El otro gran conflicto fue con Inglaterra, con la que, desde la subida al trono de Isabel I,
en 1558, se mantuvo una política de rivalidad ya que el crecimiento económico y demográfico
inglés impulsó a su soberana a disputarle el monopolio comercial con América, y a partir de
1580, con el imperio portugués a la monarquía hispánica. Para lograrlo y debilitar a la
monarquía de Felipe II, Inglaterra apoyaba a los sublevados holandeses y hostigaba mediante
la piratería el comercio español en el Atlántico en una guerra encubierta que, a partir de 1585,
se convirtió en un enfrentamiento directo y abierto. Felipe II reaccionó con un proyecto de
invasión de las Islas Británicas en 1588 mediante una gran flota, la Gran Armada, que obtuvo
un rotundo fracaso de graves consecuencias militares, económicas y psicológicas.

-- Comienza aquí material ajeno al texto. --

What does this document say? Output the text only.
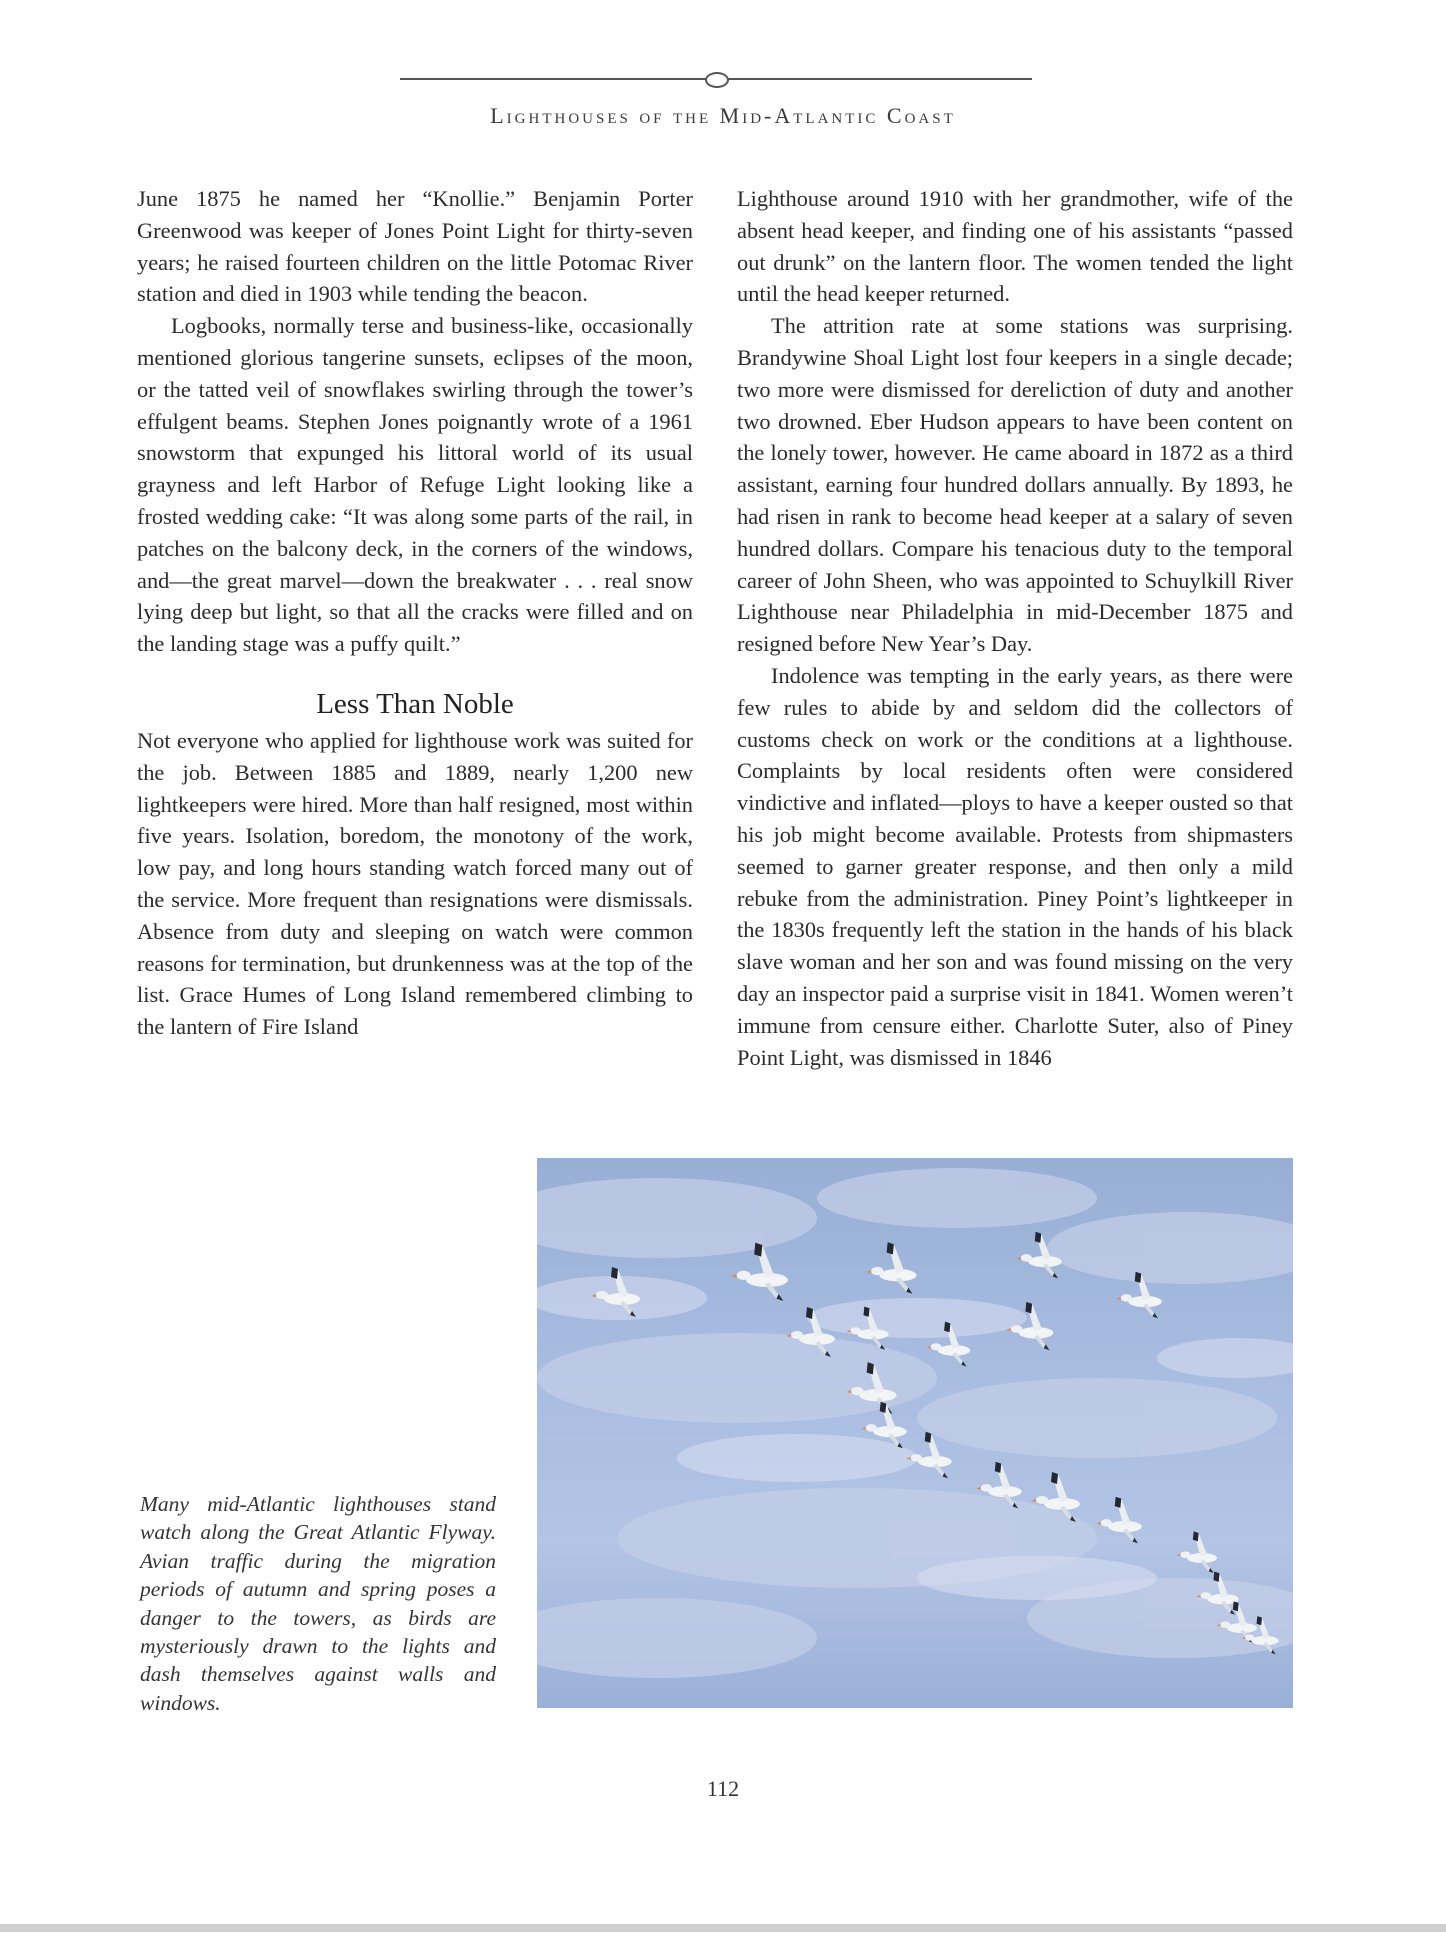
Lighthouses of the Mid-Atlantic Coast

June 1875 he named her “Knollie.” Benjamin Porter Greenwood was keeper of Jones Point Light for thirty-seven years; he raised fourteen children on the little Potomac River station and died in 1903 while tending the beacon.

Logbooks, normally terse and business-like, occasionally mentioned glorious tangerine sunsets, eclipses of the moon, or the tatted veil of snowflakes swirling through the tower’s effulgent beams. Stephen Jones poignantly wrote of a 1961 snowstorm that expunged his littoral world of its usual grayness and left Harbor of Refuge Light looking like a frosted wedding cake: “It was along some parts of the rail, in patches on the balcony deck, in the corners of the windows, and—the great marvel—down the breakwater . . . real snow lying deep but light, so that all the cracks were filled and on the landing stage was a puffy quilt.”

Less Than Noble

Not everyone who applied for lighthouse work was suited for the job. Between 1885 and 1889, nearly 1,200 new lightkeepers were hired. More than half resigned, most within five years. Isolation, boredom, the monotony of the work, low pay, and long hours standing watch forced many out of the service. More frequent than resignations were dismissals. Absence from duty and sleeping on watch were common reasons for termination, but drunkenness was at the top of the list. Grace Humes of Long Island remembered climbing to the lantern of Fire Island

Lighthouse around 1910 with her grandmother, wife of the absent head keeper, and finding one of his assistants “passed out drunk” on the lantern floor. The women tended the light until the head keeper returned.

The attrition rate at some stations was surprising. Brandywine Shoal Light lost four keepers in a single decade; two more were dismissed for dereliction of duty and another two drowned. Eber Hudson appears to have been content on the lonely tower, however. He came aboard in 1872 as a third assistant, earning four hundred dollars annually. By 1893, he had risen in rank to become head keeper at a salary of seven hundred dollars. Compare his tenacious duty to the temporal career of John Sheen, who was appointed to Schuylkill River Lighthouse near Philadelphia in mid-December 1875 and resigned before New Year’s Day.

Indolence was tempting in the early years, as there were few rules to abide by and seldom did the collectors of customs check on work or the conditions at a lighthouse. Complaints by local residents often were considered vindictive and inflated—ploys to have a keeper ousted so that his job might become available. Protests from shipmasters seemed to garner greater response, and then only a mild rebuke from the administration. Piney Point’s lightkeeper in the 1830s frequently left the station in the hands of his black slave woman and her son and was found missing on the very day an inspector paid a surprise visit in 1841. Women weren’t immune from censure either. Charlotte Suter, also of Piney Point Light, was dismissed in 1846

Many mid-Atlantic lighthouses stand watch along the Great Atlantic Flyway. Avian traffic during the migration periods of autumn and spring poses a danger to the towers, as birds are mysteriously drawn to the lights and dash themselves against walls and windows.
112
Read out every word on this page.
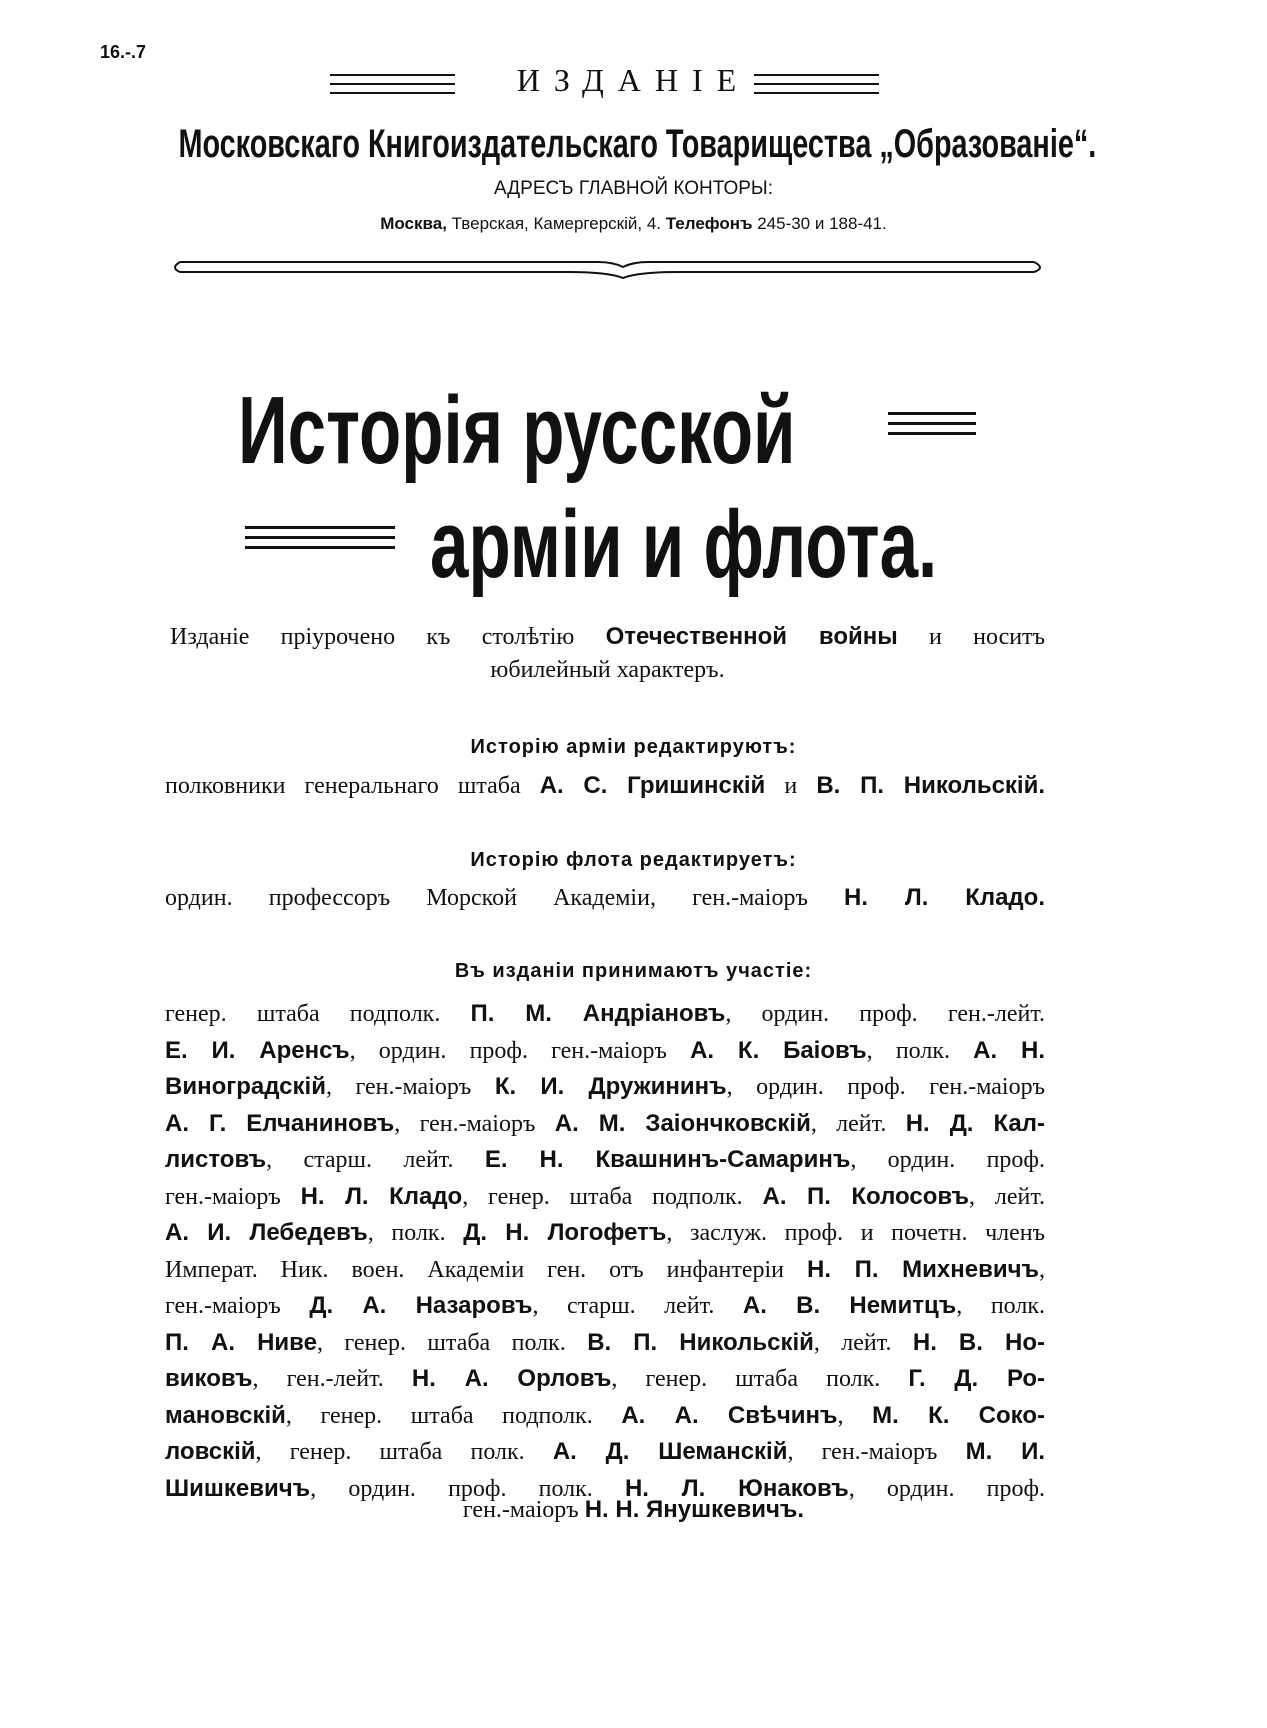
16.-.7
ИЗДАНІЕ
Московскаго Книгоиздательскаго Товарищества „Образованіе“.
АДРЕСЪ ГЛАВНОЙ КОНТОРЫ:
Москва, Тверская, Камергерскій, 4. Телефонъ 245-30 и 188-41.
Исторія русской
арміи и флота.
Изданіе пріурочено къ столѣтію Отечественной войны и носитъ
юбилейный характеръ.
Исторію арміи редактируютъ:
полковники генеральнаго штаба А. С. Гришинскій и В. П. Никольскій.
Исторію флота редактируетъ:
ордин. профессоръ Морской Академіи, ген.-маіоръ Н. Л. Кладо.
Въ изданіи принимаютъ участіе:
генер. штаба подполк. П. М. Андріановъ, ордин. проф. ген.-лейт.
Е. И. Аренсъ, ордин. проф. ген.-маіоръ А. К. Баіовъ, полк. А. Н.
Виноградскій, ген.-маіоръ К. И. Дружининъ, ордин. проф. ген.-маіоръ
А. Г. Елчаниновъ, ген.-маіоръ А. М. Заіончковскій, лейт. Н. Д. Кал-
листовъ, старш. лейт. Е. Н. Квашнинъ-Самаринъ, ордин. проф.
ген.-маіоръ Н. Л. Кладо, генер. штаба подполк. А. П. Колосовъ, лейт.
А. И. Лебедевъ, полк. Д. Н. Логофетъ, заслуж. проф. и почетн. членъ
Императ. Ник. воен. Академіи ген. отъ инфантеріи Н. П. Михневичъ,
ген.-маіоръ Д. А. Назаровъ, старш. лейт. А. В. Немитцъ, полк.
П. А. Ниве, генер. штаба полк. В. П. Никольскій, лейт. Н. В. Но-
виковъ, ген.-лейт. Н. А. Орловъ, генер. штаба полк. Г. Д. Ро-
мановскій, генер. штаба подполк. А. А. Свѣчинъ, М. К. Соко-
ловскій, генер. штаба полк. А. Д. Шеманскій, ген.-маіоръ М. И.
Шишкевичъ, ордин. проф. полк. Н. Л. Юнаковъ, ордин. проф.
ген.-маіоръ Н. Н. Янушкевичъ.
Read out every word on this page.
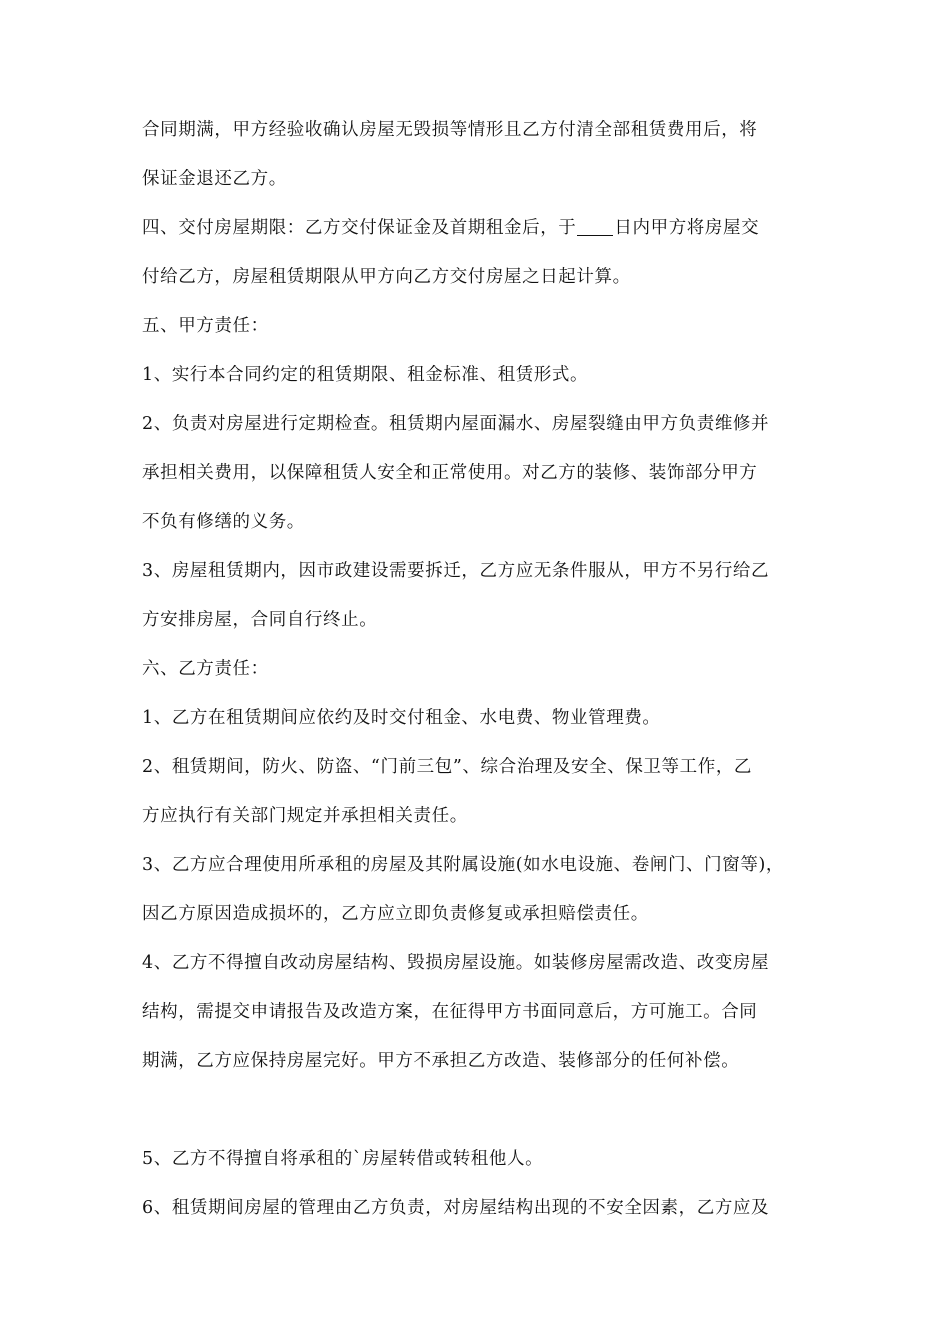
合同期满，甲方经验收确认房屋无毁损等情形且乙方付清全部租赁费用后，将
保证金退还乙方。
四、交付房屋期限：乙方交付保证金及首期租金后，于 日内甲方将房屋交
付给乙方，房屋租赁期限从甲方向乙方交付房屋之日起计算。
五、甲方责任：
1、实行本合同约定的租赁期限、租金标准、租赁形式。
2、负责对房屋进行定期检查。租赁期内屋面漏水、房屋裂缝由甲方负责维修并
承担相关费用，以保障租赁人安全和正常使用。对乙方的装修、装饰部分甲方
不负有修缮的义务。
3、房屋租赁期内，因市政建设需要拆迁，乙方应无条件服从，甲方不另行给乙
方安排房屋，合同自行终止。
六、乙方责任：
1、乙方在租赁期间应依约及时交付租金、水电费、物业管理费。
2、租赁期间，防火、防盗、“门前三包”、综合治理及安全、保卫等工作，乙
方应执行有关部门规定并承担相关责任。
3、乙方应合理使用所承租的房屋及其附属设施(如水电设施、卷闸门、门窗等)，
因乙方原因造成损坏的，乙方应立即负责修复或承担赔偿责任。
4、乙方不得擅自改动房屋结构、毁损房屋设施。如装修房屋需改造、改变房屋
结构，需提交申请报告及改造方案，在征得甲方书面同意后，方可施工。合同
期满，乙方应保持房屋完好。甲方不承担乙方改造、装修部分的任何补偿。
5、乙方不得擅自将承租的`房屋转借或转租他人。
6、租赁期间房屋的管理由乙方负责，对房屋结构出现的不安全因素，乙方应及
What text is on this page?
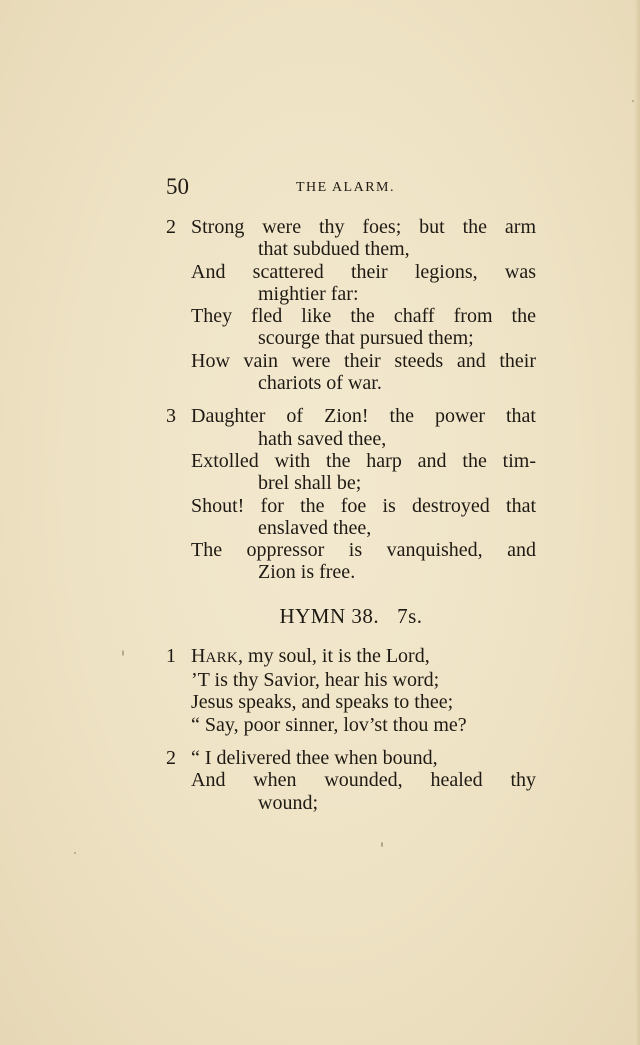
50	THE ALARM.
2 Strong were thy foes; but the arm
that subdued them,
And scattered their legions, was
mightier far:
They fled like the chaff from the
scourge that pursued them;
How vain were their steeds and their
chariots of war.
3 Daughter of Zion! the power that
hath saved thee,
Extolled with the harp and the tim-
brel shall be;
Shout! for the foe is destroyed that
enslaved thee,
The oppressor is vanquished, and
Zion is free.
HYMN 38. 7s.
1 HARK, my soul, it is the Lord,
’T is thy Savior, hear his word;
Jesus speaks, and speaks to thee;
“ Say, poor sinner, lov’st thou me?
2 “ I delivered thee when bound,
And when wounded, healed thy
wound;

La paz con Inglaterra no sería posible hasta 1604, tras la muerte de Isabel I, en el reinado
de Felipe III.

En suma, durante el siglo XVI la monarquía hispánica, con un gran imperio, se convirtió
en la potencia hegemónica europea. Sin embargo, la política seguida para mantener ese
imperio y el ideal político de sus gobernantes condujo a continuas guerras que consumieron
buena parte de los ingresos de la monarquía, incluidos los caudales procedentes de las Indias.

3
Además, problemas importantes, como el de las provincias del norte de los Países Bajos,
quedaron sin resolver. Todo ello iría sentando las bases de la futura decadencia en el siglo XVII.